Using study pseudonyms
Whenever you collect data in the context of a study, it should be stored with a study pseudonym. Pseudonyms can also be printed on questionnaires or passed to external survey services.
Using pseudonyms from general domains
Central repositories (e.g. for bio samples or IQ scores) often store data that is not related to a specific study. In these cases, you can use pseudonyms from a general domain.
Because these pseudonyms are the same across all studies, access to them is highly restricted. Both the user and the study need to be authorized before it shows up in list of pseudonyms.
It is possible to delete a domain and all related pseudonyms. Once a pseudonym is deleted, it is no longer possible to find the corresponding contact information. Note, however, that additional steps might be necessary for full anonymization of scientific data (e.g. image data).

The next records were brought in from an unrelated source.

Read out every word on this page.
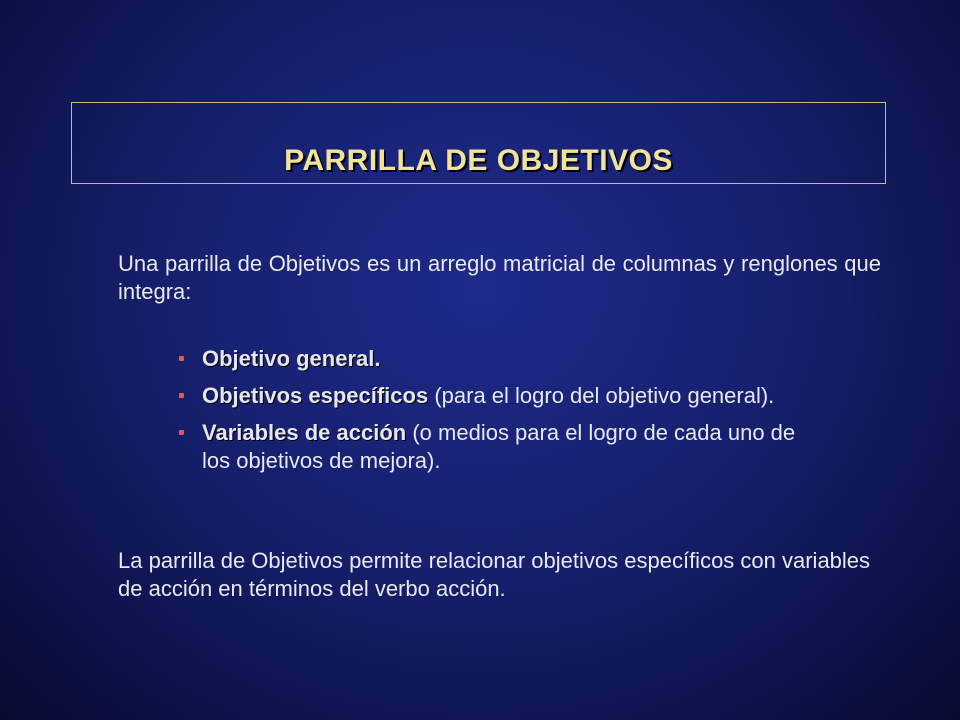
PARRILLA DE OBJETIVOS
Una parrilla de Objetivos es un arreglo matricial de columnas y renglones que integra:
Objetivo general.
Objetivos específicos (para el logro del objetivo general).
Variables de acción (o medios para el logro de cada uno de los objetivos de mejora).
La parrilla de Objetivos permite relacionar objetivos específicos con variables de acción en términos del verbo acción.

The date when a study domain should be deleted is usually defined in the ethics application and the study consent form.
How pseudonyms are generated
Castellum generates random pseudonyms and stores them in a database.
An alternative approach for generating pseudonyms would be to calculate an encrypted hash over immutable, subject-related information (e.g. name, date of birth). That approach would have the benefit of not relying on a central infrastructure to store the pseudonyms. However, in cases where such a central infrastructure with strict access control is feasible, Castellum’s approach is much simpler. For more information on these two approaches, see Anforderungen an den datenschutzkonformen Einsatz von Pseudonymisierungslösungen (german).
The algorithm that is used to generate pseudonyms can be configured. The default algorithm uses digits and uppercase letters. In order to avoid mixups, the letters “O”, “I”, “S”, and “B” never appear in a pseudonym. When a user enters those letters, they are automatically replaced by “0”, “1”, “5”, or “8” respectively. Single typos are guaranteed to be detected. This algorithm is also available as a standalone python package so you can validate pseudonyms in your scripts and pipelines.